The Wished-for Country,  by Wayne Karlin 
Curbstone Press.
342.pp $16.96 paperISBN: 1-880684-89-6


The reason why art is better than history is because Good art seeks to tell the truth as beautifully as possible and cares for nothing else. There is no stake in manipulating audiences for political reasons, nor in perpetuating systems of belief just because they dominate. History is a floating reality at best, even when told by historians. The historical novelist has one agenda – as the poet Victor Jarra put it – "to keep the tree from growing crooked." This is what this author has dedicated his life to. And if the subject the novelist presents is powerful enough, and the characters well made, we will learn, and deeply remember the past; and, more, we will hope that these books are taught to our children.

In this latest novel, Wayne Karlin takes on 17th century colonial Maryland. His characters - some composite, some actual - speak directly from discrete chapters, in each his own voice. Chief among them are James Hallam, an indentured servant; Ezekiel, an African enslaved and brought to America; Tawzin, a Piscataway Indian returning to America; and Leonard Calvert, leader of English colonists.

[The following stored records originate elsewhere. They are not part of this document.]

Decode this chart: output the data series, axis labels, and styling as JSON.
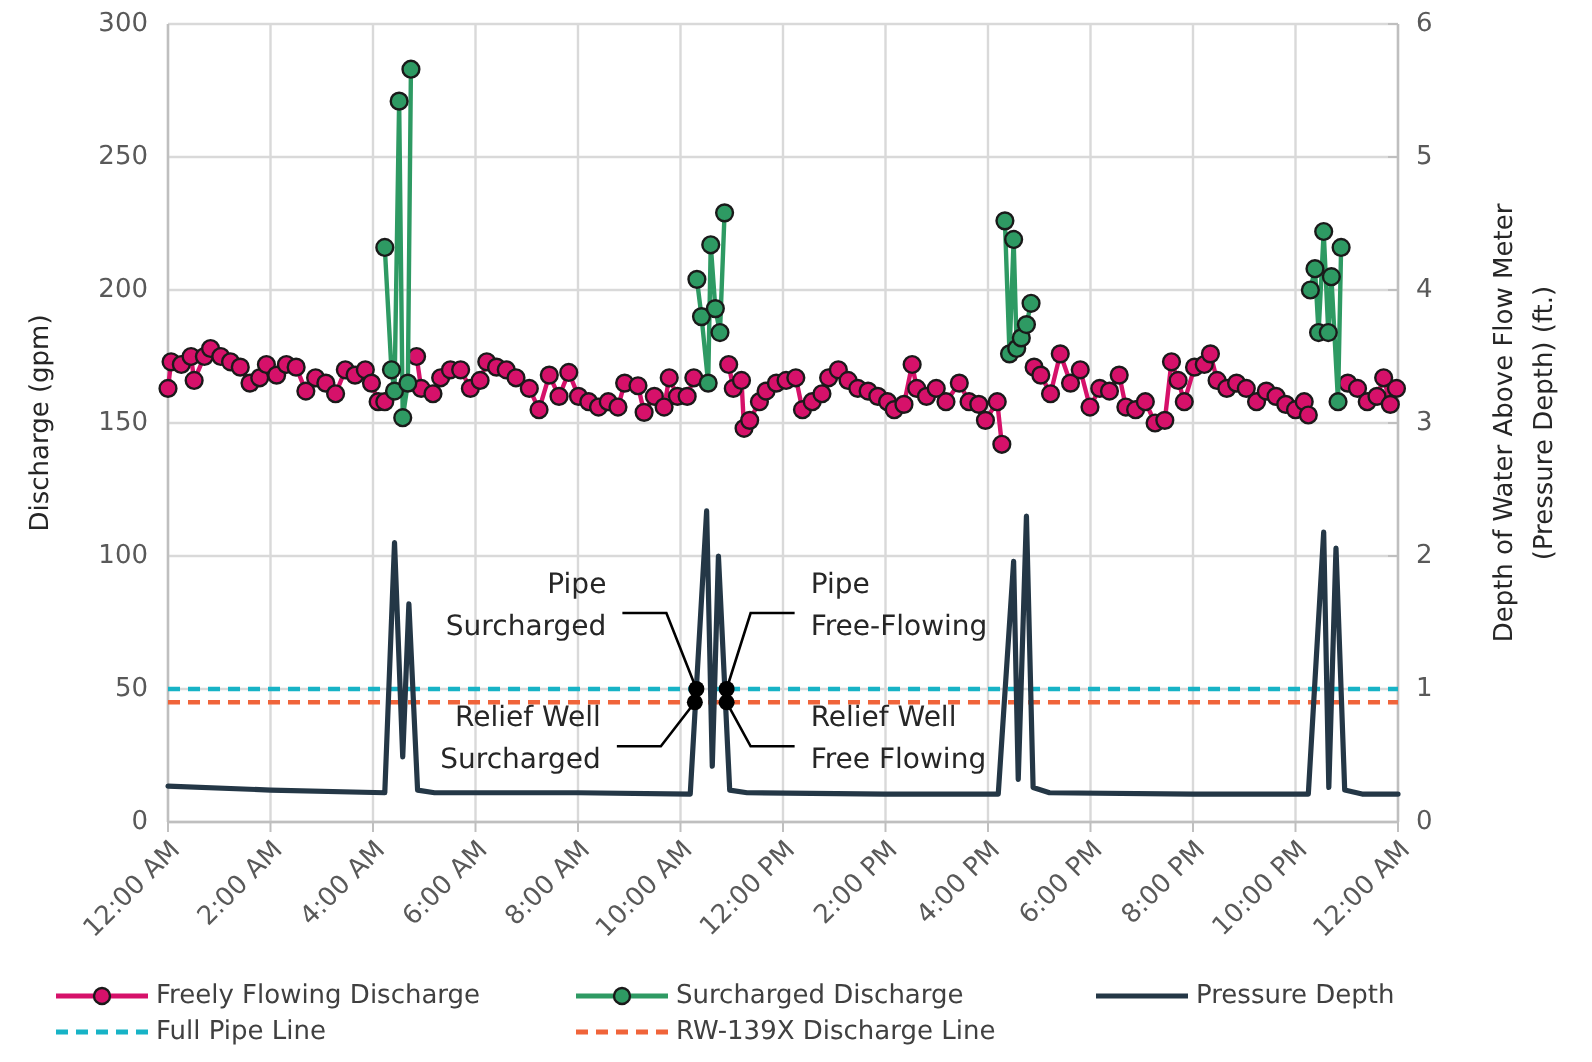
{
  "chart_data": {
    "type": "line",
    "xlabel": null,
    "ylabel": "Discharge (gpm)",
    "y2label": "Depth of Water Above Flow Meter (Pressure Depth) (ft.)",
    "xlim": [
      0,
      24
    ],
    "xticks": [
      {
        "value": 0,
        "label": "12:00 AM"
      },
      {
        "value": 2,
        "label": "2:00 AM"
      },
      {
        "value": 4,
        "label": "4:00 AM"
      },
      {
        "value": 6,
        "label": "6:00 AM"
      },
      {
        "value": 8,
        "label": "8:00 AM"
      },
      {
        "value": 10,
        "label": "10:00 AM"
      },
      {
        "value": 12,
        "label": "12:00 PM"
      },
      {
        "value": 14,
        "label": "2:00 PM"
      },
      {
        "value": 16,
        "label": "4:00 PM"
      },
      {
        "value": 18,
        "label": "6:00 PM"
      },
      {
        "value": 20,
        "label": "8:00 PM"
      },
      {
        "value": 22,
        "label": "10:00 PM"
      },
      {
        "value": 24,
        "label": "12:00 AM"
      }
    ],
    "ylim": [
      0,
      300
    ],
    "yticks": [
      0,
      50,
      100,
      150,
      200,
      250,
      300
    ],
    "y2lim": [
      0,
      6
    ],
    "y2ticks": [
      0,
      1,
      2,
      3,
      4,
      5,
      6
    ],
    "grid": true,
    "legend": "bottom",
    "series": [
      {
        "name": "Freely Flowing Discharge",
        "marker": "circle",
        "color": "#d6116a",
        "x": [
          0,
          0.06,
          0.26,
          0.45,
          0.51,
          0.71,
          0.83,
          1.03,
          1.22,
          1.41,
          1.6,
          1.79,
          1.92,
          2.12,
          2.31,
          2.5,
          2.69,
          2.88,
          3.08,
          3.27,
          3.46,
          3.65,
          3.85,
          3.97,
          4.1,
          4.23,
          4.5,
          4.85,
          4.94,
          5.17,
          5.32,
          5.51,
          5.71,
          5.9,
          6.09,
          6.22,
          6.41,
          6.6,
          6.79,
          7.05,
          7.24,
          7.44,
          7.63,
          7.82,
          8.01,
          8.21,
          8.4,
          8.59,
          8.78,
          8.91,
          9.17,
          9.29,
          9.49,
          9.68,
          9.78,
          9.94,
          10.13,
          10.26,
          10.6,
          10.94,
          11.03,
          11.19,
          11.24,
          11.35,
          11.54,
          11.67,
          11.87,
          12.06,
          12.25,
          12.38,
          12.57,
          12.76,
          12.89,
          13.08,
          13.27,
          13.46,
          13.66,
          13.85,
          14.04,
          14.17,
          14.36,
          14.52,
          14.61,
          14.8,
          14.99,
          15.18,
          15.44,
          15.63,
          15.82,
          15.95,
          16.18,
          16.27,
          16.6,
          16.9,
          17.03,
          17.22,
          17.41,
          17.61,
          17.8,
          17.99,
          18.18,
          18.37,
          18.56,
          18.69,
          18.88,
          19.07,
          19.26,
          19.45,
          19.58,
          19.71,
          19.83,
          20.03,
          20.22,
          20.34,
          20.47,
          20.66,
          20.85,
          21.04,
          21.24,
          21.43,
          21.62,
          21.81,
          22,
          22.17,
          22.25,
          22.6,
          23.02,
          23.21,
          23.4,
          23.59,
          23.72,
          23.85,
          23.97
        ],
        "values": [
          163,
          173,
          172,
          175,
          166,
          175,
          178,
          175,
          173,
          171,
          165,
          167,
          172,
          168,
          172,
          171,
          162,
          167,
          165,
          161,
          170,
          168,
          170,
          165,
          158,
          158,
          null,
          175,
          163,
          161,
          167,
          170,
          170,
          163,
          166,
          173,
          171,
          170,
          167,
          163,
          155,
          168,
          160,
          169,
          160,
          158,
          156,
          158,
          156,
          165,
          164,
          154,
          160,
          156,
          167,
          160,
          160,
          167,
          null,
          172,
          163,
          166,
          148,
          151,
          158,
          162,
          165,
          166,
          167,
          155,
          158,
          161,
          167,
          170,
          166,
          163,
          162,
          160,
          158,
          155,
          157,
          172,
          163,
          160,
          163,
          158,
          165,
          158,
          157,
          151,
          158,
          142,
          null,
          171,
          168,
          161,
          176,
          165,
          170,
          156,
          163,
          162,
          168,
          156,
          155,
          158,
          150,
          151,
          173,
          166,
          158,
          171,
          172,
          176,
          166,
          163,
          165,
          163,
          158,
          162,
          160,
          157,
          155,
          158,
          153,
          null,
          165,
          163,
          158,
          160,
          167,
          157,
          163
        ]
      },
      {
        "name": "Surcharged Discharge",
        "marker": "circle",
        "color": "#2e9a63",
        "x": [
          4.23,
          4.36,
          4.42,
          4.51,
          4.58,
          4.68,
          4.74,
          7,
          10.32,
          10.41,
          10.54,
          10.59,
          10.68,
          10.77,
          10.86,
          14,
          16.33,
          16.42,
          16.5,
          16.56,
          16.65,
          16.75,
          16.84,
          20,
          22.29,
          22.38,
          22.45,
          22.55,
          22.64,
          22.7,
          22.83,
          22.89
        ],
        "values": [
          216,
          170,
          162,
          271,
          152,
          165,
          283,
          null,
          204,
          190,
          165,
          217,
          193,
          184,
          229,
          null,
          226,
          176,
          219,
          178,
          182,
          187,
          195,
          null,
          200,
          208,
          184,
          222,
          184,
          205,
          158,
          216
        ]
      },
      {
        "name": "Pressure Depth",
        "marker": "none",
        "axis": "y2",
        "color": "#243746",
        "x": [
          0,
          2,
          4.23,
          4.42,
          4.58,
          4.7,
          4.87,
          5.2,
          8,
          10.19,
          10.51,
          10.62,
          10.74,
          10.96,
          11.3,
          14,
          16.2,
          16.5,
          16.59,
          16.75,
          16.88,
          17.2,
          20,
          22.25,
          22.55,
          22.65,
          22.79,
          22.96,
          23.3,
          24
        ],
        "values": [
          0.27,
          0.24,
          0.22,
          2.1,
          0.49,
          1.64,
          0.24,
          0.22,
          0.22,
          0.21,
          2.34,
          0.42,
          2.0,
          0.24,
          0.22,
          0.21,
          0.21,
          1.96,
          0.32,
          2.3,
          0.26,
          0.22,
          0.21,
          0.21,
          2.18,
          0.26,
          2.06,
          0.24,
          0.21,
          0.21
        ]
      }
    ],
    "ref_lines": [
      {
        "axis": "y",
        "value": 50,
        "label": "Full Pipe Line",
        "color": "#17b3c6",
        "line_style": "dashed"
      },
      {
        "axis": "y",
        "value": 45,
        "label": "RW-139X Discharge Line",
        "color": "#f0643a",
        "line_style": "dashed"
      }
    ],
    "annotations": [
      {
        "text": "Pipe Surcharged",
        "x": 10.31,
        "y": 50
      },
      {
        "text": "Relief Well Surcharged",
        "x": 10.28,
        "y": 45
      },
      {
        "text": "Pipe Free-Flowing",
        "x": 10.9,
        "y": 50
      },
      {
        "text": "Relief Well Free Flowing",
        "x": 10.9,
        "y": 45
      }
    ]
  }
}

There is no one writer who can bond characters in a braid better than Karlin, so that interaction is continual and believable. We've seen this in other of his books, most recently Rumors and Stones: A Journey, where he accomplishes the improbable task of moving back and forth between the holocaust's effects in Poland, and the war in Viet Nam. It is a trademark of this writer to be a time traveler and take his inventions with him, to populate imagined worlds where real dirt clings to the roots. And real blood.

Wayne Karlin is Professor of Literature at Charles County College, Maryland; and, a well-known teacher of fiction writing. Surely the most difficult skill to teach, beyond compositional attention, is how to let the work stand on its own legs, objectified and clean. Never is this author's ego intruded upon the work; I speak from having read all his novels. Wayne Karlin is a writer whose life respects a world bigger than himself, beyond his own literary ambitions. It may be a definition for greatness.